Time Warner Cable Inc is nearing an agreement to be acquired by smaller peer Charter Communications Inc for about $55 billion, combining the second and third largest U.S. cable operators, people familiar with the matter said on Monday.
A deal would create a major rival to Comcast Corp, the biggest U.S. operator in the U.S. cable and broadband market, and marking a triumph for Charter, which was rejected by Time Warner Cable last year.
It comes as the traditional pay television industry faces stagnating growth and new competition from over-the-web rivals offering individual services, like Netflix, or packages of channels, such as Sony.
Larger companies would be able to achieve greater economies of scale, including in negotiations with programmers.
The cash and stock deal values Time Warner Cable at $195 per share, according to the sources, and comes just one month after Comcast dropped its $45.2 billion merger agreement with Time Warner Cable, clinched in February 2014, over antitrust concerns.
Time Warner Cable shares closed at $171.18 on Friday. That is up substantially from the day before the original Comcast deal was announced last year, when the shares closed at $135.31.
A merger of Charter and Time Warner Cable, with other related deals, would eliminate one of the country’s top Internet providers and control more than 20 percent of the broadband market, according to data from MoffettNathanson.
The Comcast-TWC deal rejected by regulators would have created a provider with roughly 40 percent of the U.S. high-speed Internet market.
Regulatory prospects for the deal are not clear. Federal Communications Commission Chairman Tom Wheeler reached out to the chief executives of the two companies last week to convey that the agency is not opposed to any and all cable deals, The Wall Street Journal reported. Any deal would be considered on its own merits, the paper quoted Wheeler as saying.
The combined companies could have as many as 23 million total customers, just behind Comcast’s 27.2 million customers.
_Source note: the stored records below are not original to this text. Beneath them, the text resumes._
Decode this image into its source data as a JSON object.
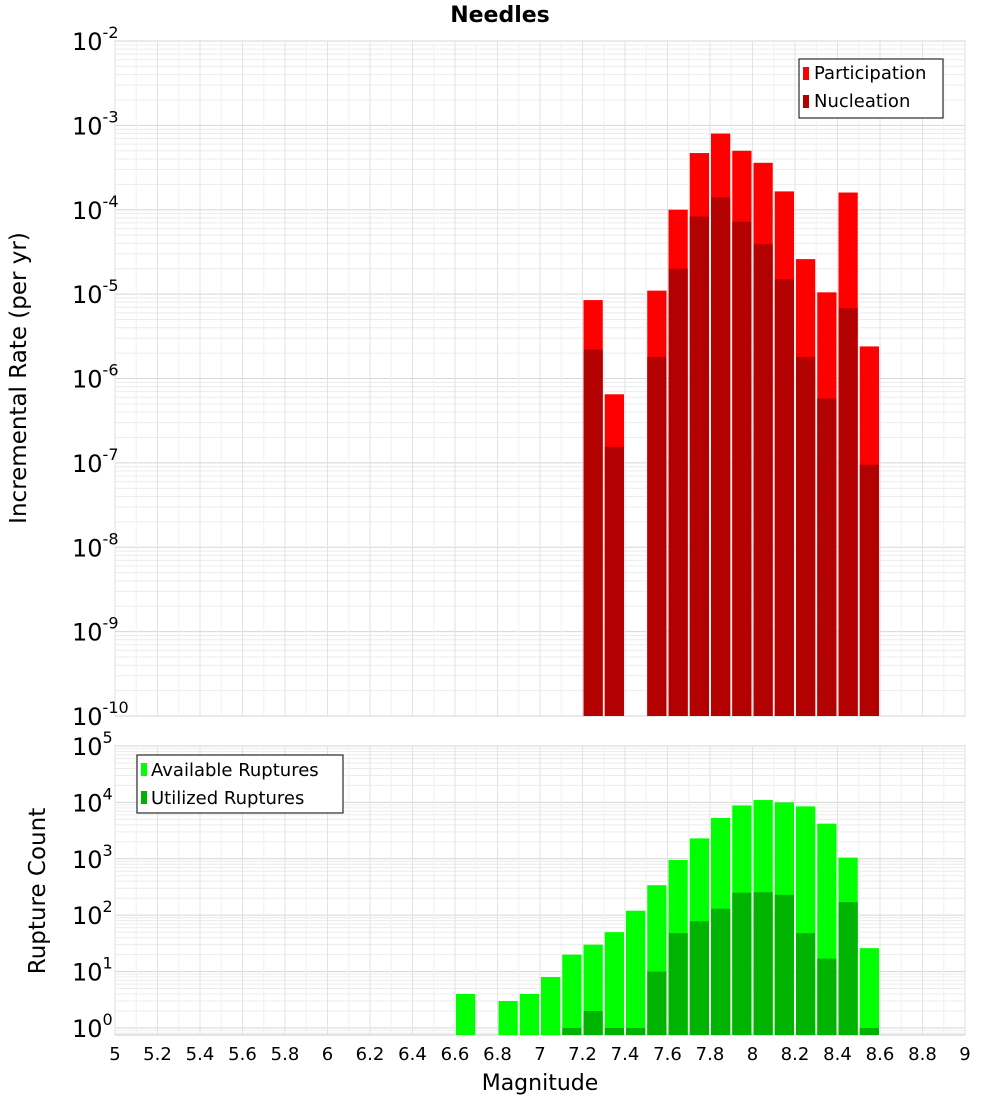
{
  "chart_data": [
    {
      "type": "bar",
      "title": "Needles",
      "ylabel": "Incremental Rate (per yr)",
      "xlabel": "",
      "xlim": [
        5,
        9
      ],
      "ylim": [
        1e-10,
        0.01
      ],
      "yscale": "log",
      "grid": true,
      "legend_position": "top-right",
      "y_ticks": [
        {
          "base": "10",
          "exp": "-2"
        },
        {
          "base": "10",
          "exp": "-3"
        },
        {
          "base": "10",
          "exp": "-4"
        },
        {
          "base": "10",
          "exp": "-5"
        },
        {
          "base": "10",
          "exp": "-6"
        },
        {
          "base": "10",
          "exp": "-7"
        },
        {
          "base": "10",
          "exp": "-8"
        },
        {
          "base": "10",
          "exp": "-9"
        },
        {
          "base": "10",
          "exp": "-10"
        }
      ],
      "series": [
        {
          "name": "Participation",
          "color": "#ff0000",
          "x": [
            7.25,
            7.35,
            7.55,
            7.65,
            7.75,
            7.85,
            7.95,
            8.05,
            8.15,
            8.25,
            8.35,
            8.45,
            8.55
          ],
          "values": [
            8.5e-06,
            6.5e-07,
            1.1e-05,
            0.0001,
            0.00047,
            0.0008,
            0.0005,
            0.00036,
            0.000165,
            2.6e-05,
            1.05e-05,
            0.00016,
            2.4e-06
          ]
        },
        {
          "name": "Nucleation",
          "color": "#b30000",
          "x": [
            7.25,
            7.35,
            7.55,
            7.65,
            7.75,
            7.85,
            7.95,
            8.05,
            8.15,
            8.25,
            8.35,
            8.45,
            8.55
          ],
          "values": [
            2.2e-06,
            1.55e-07,
            1.8e-06,
            2e-05,
            8.3e-05,
            0.00014,
            7.2e-05,
            3.9e-05,
            1.5e-05,
            1.8e-06,
            5.8e-07,
            6.8e-06,
            9.5e-08
          ]
        }
      ]
    },
    {
      "type": "bar",
      "title": "",
      "ylabel": "Rupture Count",
      "xlabel": "Magnitude",
      "xlim": [
        5,
        9
      ],
      "ylim": [
        0.75,
        100000.0
      ],
      "yscale": "log",
      "grid": true,
      "legend_position": "top-left",
      "x_ticks": [
        "5",
        "5.2",
        "5.4",
        "5.6",
        "5.8",
        "6",
        "6.2",
        "6.4",
        "6.6",
        "6.8",
        "7",
        "7.2",
        "7.4",
        "7.6",
        "7.8",
        "8",
        "8.2",
        "8.4",
        "8.6",
        "8.8",
        "9"
      ],
      "y_ticks": [
        {
          "base": "10",
          "exp": "5"
        },
        {
          "base": "10",
          "exp": "4"
        },
        {
          "base": "10",
          "exp": "3"
        },
        {
          "base": "10",
          "exp": "2"
        },
        {
          "base": "10",
          "exp": "1"
        },
        {
          "base": "10",
          "exp": "0"
        }
      ],
      "series": [
        {
          "name": "Available Ruptures",
          "color": "#00ff00",
          "x": [
            6.65,
            6.85,
            6.95,
            7.05,
            7.15,
            7.25,
            7.35,
            7.45,
            7.55,
            7.65,
            7.75,
            7.85,
            7.95,
            8.05,
            8.15,
            8.25,
            8.35,
            8.45,
            8.55
          ],
          "values": [
            4,
            3,
            4,
            8,
            20,
            30,
            50,
            120,
            340,
            950,
            2300,
            5300,
            8800,
            11000,
            10000,
            8500,
            4200,
            1050,
            26
          ]
        },
        {
          "name": "Utilized Ruptures",
          "color": "#00b300",
          "x": [
            7.15,
            7.25,
            7.35,
            7.45,
            7.55,
            7.65,
            7.75,
            7.85,
            7.95,
            8.05,
            8.15,
            8.25,
            8.35,
            8.45,
            8.55
          ],
          "values": [
            1,
            2,
            1,
            1,
            10,
            48,
            78,
            130,
            250,
            255,
            230,
            48,
            17,
            170,
            1
          ]
        }
      ]
    }
  ]
}
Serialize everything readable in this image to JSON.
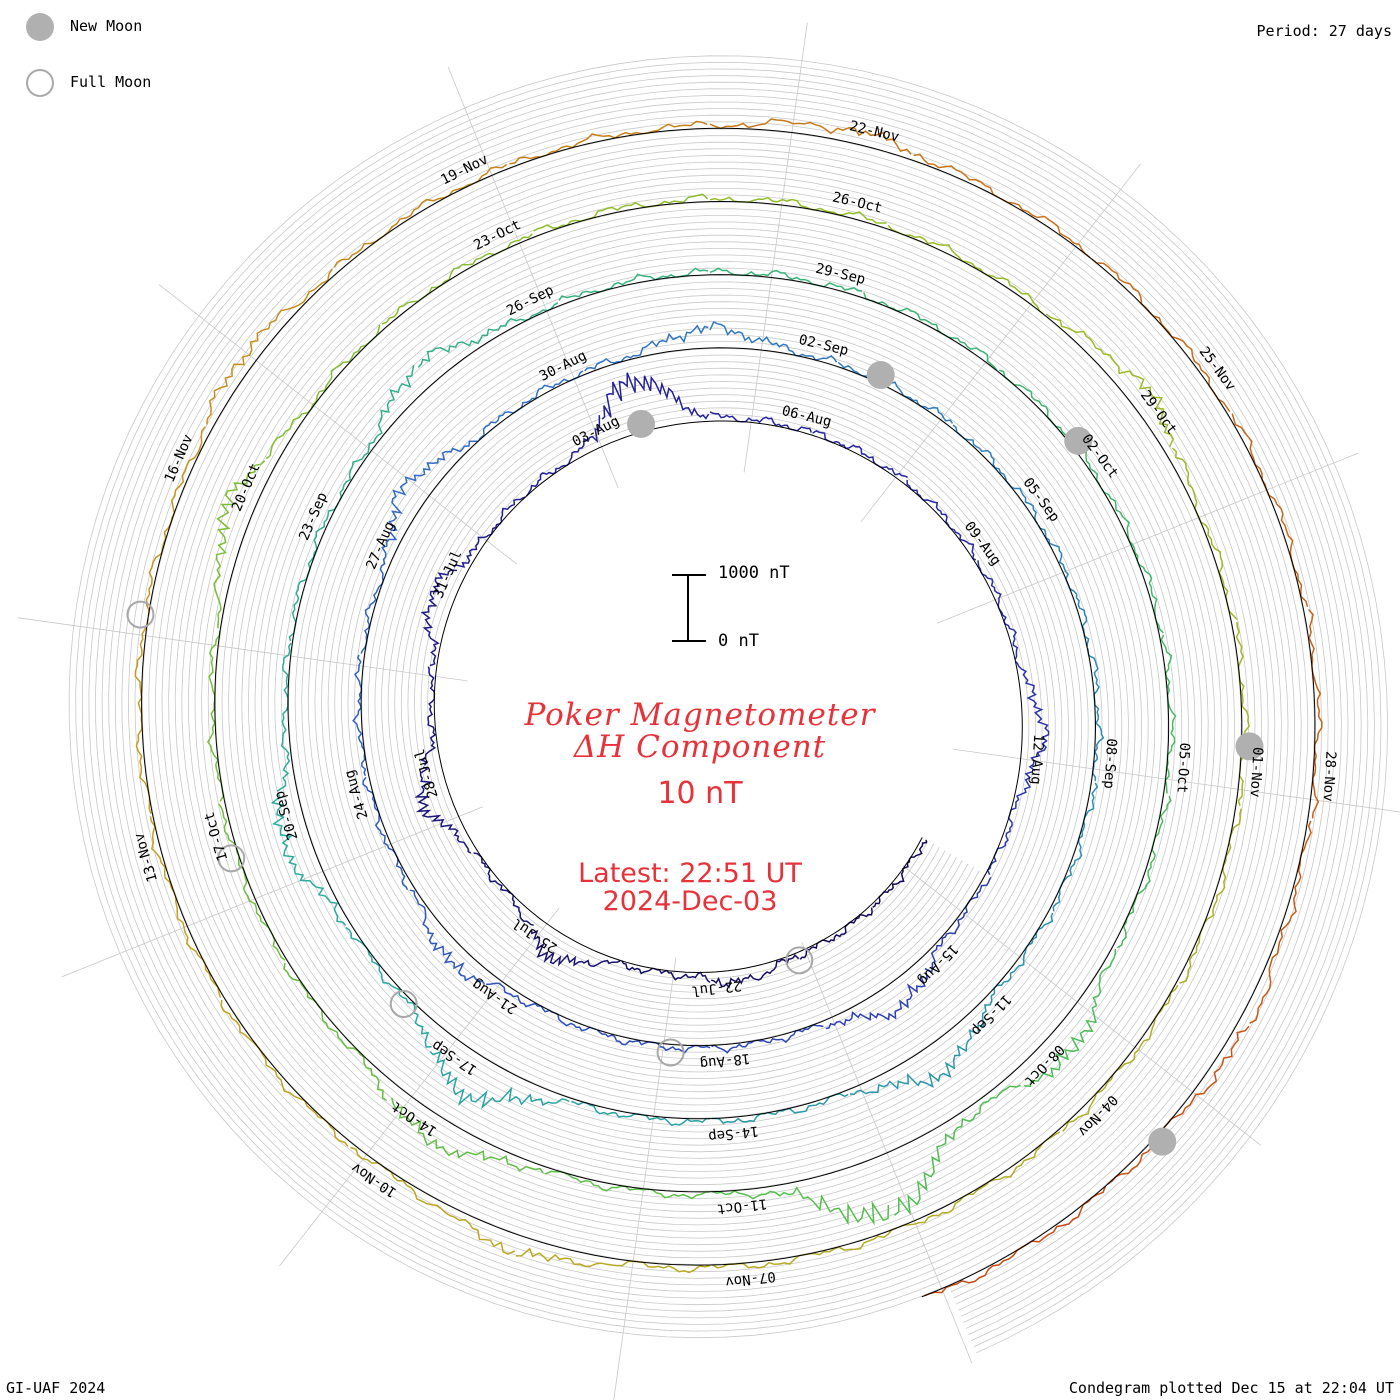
{
  "legend": {
    "new_moon_label": "New Moon",
    "full_moon_label": "Full Moon"
  },
  "period_label": "Period: 27 days",
  "credit": "GI-UAF 2024",
  "plotted_label": "Condegram plotted Dec 15 at 22:04 UT",
  "title": {
    "line1": "Poker Magnetometer",
    "line2": "ΔH Component",
    "resolution": "10 nT",
    "latest_time": "Latest: 22:51 UT",
    "latest_date": "2024-Dec-03"
  },
  "scale_bar": {
    "top_label": "1000 nT",
    "bottom_label": "0 nT",
    "value_nT": 1000
  },
  "colors": {
    "grid": "#c8c8c8",
    "spiral": "#000000",
    "title": "#e8323a",
    "new_moon": "#b0b0b0",
    "full_moon": "#a8a8a8"
  },
  "chart_data": {
    "type": "condegram-spiral",
    "period_days": 27,
    "start_date": "2024-07-18",
    "end_date": "2024-12-03",
    "series_value": "ΔH (nT)",
    "date_labels": [
      "22-Jul",
      "25-Jul",
      "28-Jul",
      "31-Jul",
      "03-Aug",
      "06-Aug",
      "09-Aug",
      "12-Aug",
      "15-Aug",
      "18-Aug",
      "21-Aug",
      "24-Aug",
      "27-Aug",
      "30-Aug",
      "02-Sep",
      "05-Sep",
      "08-Sep",
      "11-Sep",
      "14-Sep",
      "17-Sep",
      "20-Sep",
      "23-Sep",
      "26-Sep",
      "29-Sep",
      "02-Oct",
      "05-Oct",
      "08-Oct",
      "11-Oct",
      "14-Oct",
      "17-Oct",
      "20-Oct",
      "23-Oct",
      "26-Oct",
      "29-Oct",
      "01-Nov",
      "04-Nov",
      "07-Nov",
      "10-Nov",
      "13-Nov",
      "16-Nov",
      "19-Nov",
      "22-Nov",
      "25-Nov",
      "28-Nov"
    ],
    "new_moons": [
      "2024-08-04",
      "2024-09-03",
      "2024-10-02",
      "2024-11-01",
      "2024-12-01"
    ],
    "full_moons": [
      "2024-07-21",
      "2024-08-19",
      "2024-09-18",
      "2024-10-17",
      "2024-11-15"
    ],
    "daily_peak_deltaH_nT": [
      {
        "date": "2024-07-22",
        "value": 180
      },
      {
        "date": "2024-07-25",
        "value": 420
      },
      {
        "date": "2024-07-28",
        "value": 460
      },
      {
        "date": "2024-07-31",
        "value": 380
      },
      {
        "date": "2024-08-04",
        "value": 900
      },
      {
        "date": "2024-08-12",
        "value": 350
      },
      {
        "date": "2024-08-16",
        "value": 420
      },
      {
        "date": "2024-08-22",
        "value": 300
      },
      {
        "date": "2024-08-28",
        "value": 420
      },
      {
        "date": "2024-09-01",
        "value": 320
      },
      {
        "date": "2024-09-12",
        "value": 500
      },
      {
        "date": "2024-09-17",
        "value": 700
      },
      {
        "date": "2024-09-20",
        "value": 450
      },
      {
        "date": "2024-09-25",
        "value": 380
      },
      {
        "date": "2024-10-08",
        "value": 450
      },
      {
        "date": "2024-10-10",
        "value": 1000
      },
      {
        "date": "2024-10-14",
        "value": 420
      },
      {
        "date": "2024-10-20",
        "value": 420
      },
      {
        "date": "2024-10-29",
        "value": 320
      },
      {
        "date": "2024-11-09",
        "value": 250
      },
      {
        "date": "2024-11-17",
        "value": 200
      },
      {
        "date": "2024-11-22",
        "value": 180
      },
      {
        "date": "2024-11-30",
        "value": 150
      }
    ]
  }
}
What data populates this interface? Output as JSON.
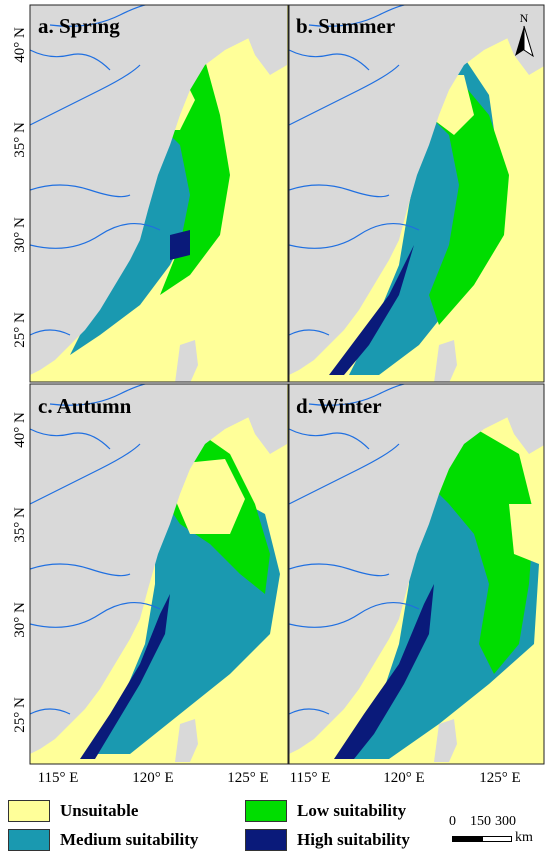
{
  "panels": [
    {
      "id": "a",
      "title": "a. Spring",
      "season": "spring"
    },
    {
      "id": "b",
      "title": "b. Summer",
      "season": "summer"
    },
    {
      "id": "c",
      "title": "c. Autumn",
      "season": "autumn"
    },
    {
      "id": "d",
      "title": "d. Winter",
      "season": "winter"
    }
  ],
  "axes": {
    "x_ticks": [
      "115° E",
      "120° E",
      "125° E",
      "115° E",
      "120° E",
      "125° E"
    ],
    "y_ticks": [
      "40° N",
      "35° N",
      "30° N",
      "25° N"
    ],
    "y_ticks_lower": [
      "40° N",
      "35° N",
      "30° N",
      "25° N"
    ]
  },
  "north_arrow": {
    "label": "N"
  },
  "legend": {
    "items": [
      {
        "label": "Unsuitable",
        "color": "#ffff99"
      },
      {
        "label": "Low suitability",
        "color": "#00dd00"
      },
      {
        "label": "Medium suitability",
        "color": "#1a99b0"
      },
      {
        "label": "High suitability",
        "color": "#0a1a7a"
      }
    ]
  },
  "scale_bar": {
    "ticks": [
      "0",
      "150",
      "300"
    ],
    "unit": "km"
  },
  "colors": {
    "land": "#d9d9d9",
    "river": "#1f6fe0",
    "unsuitable": "#ffff99",
    "low": "#00dd00",
    "medium": "#1a99b0",
    "high": "#0a1a7a"
  }
}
One of the chief areas of concern for regulators in a merging industry is competition in Internet broadband.
The deal is expected to be announced on Tuesday. Charter will also acquire Bright House Networks, the sixth-largest U.S. cable operator, for $10.4 billion, the people added. Charter and Bright House had extended their merger talks after Comcast’s deal with Time Warner Cable fell through. Charter’s previous agreement with Bright House was contingent on Comcast’s completion of the buyout of Time Warner Cable.
Media mogul John Malone, whose Liberty Broadband Corp is Charter’s largest shareholder, has advocated strongly for the deal, and Liberty is supporting the deal by acquiring $5 billion in new Charter stock, one of the people said.
Charter Chief Executive Tom Rutledge is expected to be CEO of the combined entity.
Charter was competing for Time Warner Cable against French telecommunications group Altice SA, which last week agreed to buy U.S. regional cable company Suddenlink Communications for $9.1 billion from private equity investors, making its first move across the Atlantic.
The sources asked not to be identified ahead of any official announcement. Time Warner Cable declined to comment, while Charter, Bright House and Altice did not immediately respond to requests for comment.
Time Warner Cable shareholders will have an option on the amount of the $195 per share acquisition price to be paid in cash: able to take either $100 or $115 in cash, and the balance in Charter stock, one of the people said.
Charter asked for deal negotiations with Time Warner Cable to be speeded up after Altice expressed interest, one of the people said. Altice did not have enough time to address all of Time Warner Cable’s concerns over a merger between the two of them, that person added.
Bloomberg first reported on the deal and also reported there would be a $2 billion breakup fee.
Comcast did not have to pay a breakup fee when it ended its agreement to acquire Time Warner Cable last month.
Matthew Harrigan, an analyst with Wunderlich Securities, said he believes a Charter-Time Warner tie-up would have “a very high likelihood of passing muster with regulators” because the size of the combined company would not create the same anti-trust concerns regulators had about Comcast buying its smaller rival.
The questions, said Harrigan, were whether other bidders would emerge and how Charter shareholders will react to the offer price on Monday.
“You never know with these deals,” he said. “This could morph into something different by tomorrow morning.”